だが、この時間からは新兵の訓練指導の補佐という任務を別で与えられていたので、業務はまだ続く。
これは兵士長直々の依頼なので断れるわけもない。
一列に並んだ新兵五名を、彼らの教育係の横に並んで眺める。
キラキラした目でまっすぐにみてくる彼らの姿がまぶしい。
若いっていいな、とちょっと本気で思ってしまった。
教育係とともに、新兵たちの戦闘訓練である。
1対1の組みあい訓練から、試合形式の打ち合いまで。
「一撃も入れられない」と少々泣きが入ったところで訓練が終了。
新兵たちを解散させて、教育係たちとの反省会、更に指導計画の見直し。
それが終われば、後輩たちが「指導お願いします」と寄ってきたので、しばしの時間相手をしていたらもう深夜だ。

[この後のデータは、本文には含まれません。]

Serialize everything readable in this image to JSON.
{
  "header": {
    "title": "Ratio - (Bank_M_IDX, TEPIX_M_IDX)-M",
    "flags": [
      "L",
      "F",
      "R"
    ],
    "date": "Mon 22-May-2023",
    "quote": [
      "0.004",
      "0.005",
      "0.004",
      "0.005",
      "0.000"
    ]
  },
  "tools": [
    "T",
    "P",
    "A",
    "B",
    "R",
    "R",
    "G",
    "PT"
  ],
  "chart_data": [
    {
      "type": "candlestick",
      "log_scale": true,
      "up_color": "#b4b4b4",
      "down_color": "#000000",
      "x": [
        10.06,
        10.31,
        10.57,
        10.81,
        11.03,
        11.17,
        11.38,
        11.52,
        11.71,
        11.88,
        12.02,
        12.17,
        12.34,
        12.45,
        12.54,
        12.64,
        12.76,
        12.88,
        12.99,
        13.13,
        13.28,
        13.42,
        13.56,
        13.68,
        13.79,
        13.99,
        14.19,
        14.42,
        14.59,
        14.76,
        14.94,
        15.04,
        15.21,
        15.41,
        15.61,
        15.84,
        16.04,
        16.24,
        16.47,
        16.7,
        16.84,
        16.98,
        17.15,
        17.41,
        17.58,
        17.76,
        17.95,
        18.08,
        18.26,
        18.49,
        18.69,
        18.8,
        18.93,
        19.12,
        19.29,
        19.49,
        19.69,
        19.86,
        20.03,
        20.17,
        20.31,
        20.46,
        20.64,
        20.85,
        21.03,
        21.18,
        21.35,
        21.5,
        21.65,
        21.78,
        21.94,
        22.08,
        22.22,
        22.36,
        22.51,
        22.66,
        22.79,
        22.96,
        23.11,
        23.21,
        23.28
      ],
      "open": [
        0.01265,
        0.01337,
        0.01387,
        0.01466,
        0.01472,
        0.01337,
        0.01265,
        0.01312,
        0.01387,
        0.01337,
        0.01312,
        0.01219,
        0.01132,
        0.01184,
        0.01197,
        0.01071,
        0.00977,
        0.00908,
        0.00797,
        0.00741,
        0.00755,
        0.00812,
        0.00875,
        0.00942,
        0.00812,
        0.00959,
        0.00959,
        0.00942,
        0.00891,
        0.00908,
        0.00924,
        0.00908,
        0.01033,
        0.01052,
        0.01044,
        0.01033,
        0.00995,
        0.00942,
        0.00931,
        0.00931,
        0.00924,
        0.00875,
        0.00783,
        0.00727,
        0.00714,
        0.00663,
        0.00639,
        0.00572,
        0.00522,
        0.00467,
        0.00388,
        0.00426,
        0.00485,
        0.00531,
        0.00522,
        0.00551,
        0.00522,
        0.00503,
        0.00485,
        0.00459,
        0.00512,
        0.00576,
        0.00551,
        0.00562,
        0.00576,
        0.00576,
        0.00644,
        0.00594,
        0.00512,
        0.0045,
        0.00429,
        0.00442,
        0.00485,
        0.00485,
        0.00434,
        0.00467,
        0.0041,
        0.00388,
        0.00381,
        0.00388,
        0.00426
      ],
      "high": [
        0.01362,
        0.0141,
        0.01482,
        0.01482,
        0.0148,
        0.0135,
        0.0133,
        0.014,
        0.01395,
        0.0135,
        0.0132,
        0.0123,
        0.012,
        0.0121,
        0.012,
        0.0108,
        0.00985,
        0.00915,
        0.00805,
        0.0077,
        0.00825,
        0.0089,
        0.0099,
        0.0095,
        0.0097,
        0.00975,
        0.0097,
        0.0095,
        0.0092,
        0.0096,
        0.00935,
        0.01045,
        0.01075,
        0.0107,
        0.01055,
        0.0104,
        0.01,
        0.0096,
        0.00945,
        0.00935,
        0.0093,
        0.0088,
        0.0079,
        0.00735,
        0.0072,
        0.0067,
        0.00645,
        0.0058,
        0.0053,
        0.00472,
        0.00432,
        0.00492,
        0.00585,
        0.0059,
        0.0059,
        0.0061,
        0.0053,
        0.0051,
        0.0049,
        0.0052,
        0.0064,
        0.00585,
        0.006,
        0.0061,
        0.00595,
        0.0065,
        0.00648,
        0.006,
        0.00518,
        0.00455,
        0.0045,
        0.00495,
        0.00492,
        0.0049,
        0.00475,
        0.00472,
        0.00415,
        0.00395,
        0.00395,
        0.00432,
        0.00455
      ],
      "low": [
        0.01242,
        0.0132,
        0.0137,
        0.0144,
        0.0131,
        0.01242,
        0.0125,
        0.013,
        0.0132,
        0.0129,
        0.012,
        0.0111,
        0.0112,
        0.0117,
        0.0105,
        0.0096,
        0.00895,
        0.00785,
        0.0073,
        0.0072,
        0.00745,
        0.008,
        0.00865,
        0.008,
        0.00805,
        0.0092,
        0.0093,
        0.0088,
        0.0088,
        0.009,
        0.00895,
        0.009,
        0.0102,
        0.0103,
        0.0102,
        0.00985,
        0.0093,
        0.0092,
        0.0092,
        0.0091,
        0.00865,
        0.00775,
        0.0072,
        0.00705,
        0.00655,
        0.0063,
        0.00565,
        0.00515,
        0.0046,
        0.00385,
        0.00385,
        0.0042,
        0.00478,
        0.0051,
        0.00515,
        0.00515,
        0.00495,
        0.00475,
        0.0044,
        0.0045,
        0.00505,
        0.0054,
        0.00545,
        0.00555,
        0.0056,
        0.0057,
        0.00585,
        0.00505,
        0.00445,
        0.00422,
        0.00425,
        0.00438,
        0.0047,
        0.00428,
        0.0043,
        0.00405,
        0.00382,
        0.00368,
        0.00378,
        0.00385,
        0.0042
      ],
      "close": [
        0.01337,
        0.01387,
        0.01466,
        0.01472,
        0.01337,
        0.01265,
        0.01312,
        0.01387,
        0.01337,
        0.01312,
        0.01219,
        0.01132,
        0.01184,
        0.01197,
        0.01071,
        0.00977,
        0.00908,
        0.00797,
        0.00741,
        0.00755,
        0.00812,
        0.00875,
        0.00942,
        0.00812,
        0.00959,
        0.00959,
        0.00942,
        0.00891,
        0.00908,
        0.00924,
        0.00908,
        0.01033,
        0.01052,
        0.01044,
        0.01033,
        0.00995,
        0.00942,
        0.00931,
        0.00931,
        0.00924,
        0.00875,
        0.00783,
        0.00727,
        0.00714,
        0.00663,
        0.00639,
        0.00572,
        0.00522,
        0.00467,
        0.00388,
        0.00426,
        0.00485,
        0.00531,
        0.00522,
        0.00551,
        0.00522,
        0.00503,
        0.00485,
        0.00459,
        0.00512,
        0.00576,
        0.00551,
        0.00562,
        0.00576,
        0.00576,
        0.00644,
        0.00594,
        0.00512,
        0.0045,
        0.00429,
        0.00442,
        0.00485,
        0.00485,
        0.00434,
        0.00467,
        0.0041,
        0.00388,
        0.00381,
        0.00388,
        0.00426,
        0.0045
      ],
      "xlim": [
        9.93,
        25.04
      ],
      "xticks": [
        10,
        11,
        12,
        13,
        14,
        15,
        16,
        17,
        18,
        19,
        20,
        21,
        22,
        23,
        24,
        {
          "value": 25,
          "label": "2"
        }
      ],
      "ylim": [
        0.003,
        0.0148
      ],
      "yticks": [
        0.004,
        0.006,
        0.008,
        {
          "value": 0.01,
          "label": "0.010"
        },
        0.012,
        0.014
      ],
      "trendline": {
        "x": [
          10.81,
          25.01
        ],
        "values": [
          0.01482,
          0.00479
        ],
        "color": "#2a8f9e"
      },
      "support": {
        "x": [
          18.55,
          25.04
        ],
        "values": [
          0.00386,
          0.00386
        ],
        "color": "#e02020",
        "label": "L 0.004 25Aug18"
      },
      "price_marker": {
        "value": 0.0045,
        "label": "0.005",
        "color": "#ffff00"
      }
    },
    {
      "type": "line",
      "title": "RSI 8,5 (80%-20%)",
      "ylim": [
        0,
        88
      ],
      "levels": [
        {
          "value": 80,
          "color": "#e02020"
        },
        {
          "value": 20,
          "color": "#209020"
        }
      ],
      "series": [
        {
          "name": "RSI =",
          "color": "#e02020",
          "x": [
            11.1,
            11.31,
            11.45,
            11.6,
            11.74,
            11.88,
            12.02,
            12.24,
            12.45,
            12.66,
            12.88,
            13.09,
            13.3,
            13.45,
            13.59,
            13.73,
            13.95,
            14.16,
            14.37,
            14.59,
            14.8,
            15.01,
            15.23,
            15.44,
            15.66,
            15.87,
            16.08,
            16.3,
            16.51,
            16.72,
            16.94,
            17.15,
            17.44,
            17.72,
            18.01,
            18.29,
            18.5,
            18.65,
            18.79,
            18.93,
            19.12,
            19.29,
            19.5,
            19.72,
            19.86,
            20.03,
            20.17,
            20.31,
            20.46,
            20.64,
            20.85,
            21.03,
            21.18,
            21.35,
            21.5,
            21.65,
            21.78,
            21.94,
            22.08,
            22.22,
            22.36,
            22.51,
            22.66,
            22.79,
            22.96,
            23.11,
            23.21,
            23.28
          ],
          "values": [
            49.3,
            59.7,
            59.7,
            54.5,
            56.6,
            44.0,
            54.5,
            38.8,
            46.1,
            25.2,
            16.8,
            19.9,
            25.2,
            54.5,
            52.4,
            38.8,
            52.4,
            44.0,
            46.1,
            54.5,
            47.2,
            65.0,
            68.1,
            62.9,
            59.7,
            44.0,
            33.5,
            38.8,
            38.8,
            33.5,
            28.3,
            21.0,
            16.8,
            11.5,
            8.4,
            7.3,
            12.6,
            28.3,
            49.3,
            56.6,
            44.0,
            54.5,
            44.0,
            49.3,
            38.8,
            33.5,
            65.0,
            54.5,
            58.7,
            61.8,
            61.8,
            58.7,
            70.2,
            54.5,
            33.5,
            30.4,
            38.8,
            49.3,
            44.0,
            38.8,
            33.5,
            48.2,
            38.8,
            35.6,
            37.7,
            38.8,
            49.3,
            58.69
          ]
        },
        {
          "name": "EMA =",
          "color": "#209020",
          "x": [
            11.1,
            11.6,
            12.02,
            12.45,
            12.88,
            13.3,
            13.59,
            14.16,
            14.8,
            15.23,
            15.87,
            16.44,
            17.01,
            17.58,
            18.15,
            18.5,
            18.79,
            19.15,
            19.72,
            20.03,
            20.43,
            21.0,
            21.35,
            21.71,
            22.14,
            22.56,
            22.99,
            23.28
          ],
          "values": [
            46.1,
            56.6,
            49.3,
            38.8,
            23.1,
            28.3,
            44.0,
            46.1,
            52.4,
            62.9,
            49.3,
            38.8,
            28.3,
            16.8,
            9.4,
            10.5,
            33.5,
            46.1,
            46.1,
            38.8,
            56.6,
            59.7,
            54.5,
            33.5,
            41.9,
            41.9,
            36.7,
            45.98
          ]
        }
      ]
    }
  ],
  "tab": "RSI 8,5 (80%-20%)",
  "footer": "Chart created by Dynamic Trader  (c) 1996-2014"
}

以前だったらこのまま仮眠室へ行く時間だが、重い体を引きずって自宅に帰ることにした。
帰ってきて師匠のところにしばらく入り浸っていて本当によかった。師匠にしごかれたおかげで体力が途中で尽きるようなことにならずに済んだ。
後は鈍ってしまった体を少しずつ鍛え直していけばいいのだろう。
当たり前だが、自宅は暗く静まりかえっていた。
いつもの出迎えはない。むしろ出迎えられたら困る。
癖でキッチンを覗けば、食事がちゃんと用意されていた。
行儀など考えず立ったままそれを摘まんで空腹を満たす。
……もう少しでこんな生活ともお別れか。
少しだけ寂寥感というか、惜しいような気持ちがあることに、苦笑してしまった。
誰かが待っている家はしっかり息づいていて、帰ってくるとほっと安心できる場所だ。
だからみんな結婚するんだろうな。誰かが待っている家を持つのだろうな、なんて感傷じみたことを考えながらも食事をすべてたいらげた。
さすがに皿は洗って片付けておく。
水滴を拭って戸棚にしまえば急に眠気が押し寄せてきた。
一日が長い。疲れた。
自室に戻り、今日も湯を使わず水を浴び、震えながらもベッドにもぐりこんだ。
ちゃんと日に干されたシーツの匂いだ。
帰ってきたときからずいぶんと様変わりしたな、と思っていたらそのまま眠りに落ちた。
多分、あの二人が出て行ったら、また自宅に帰らなくなるんだろう。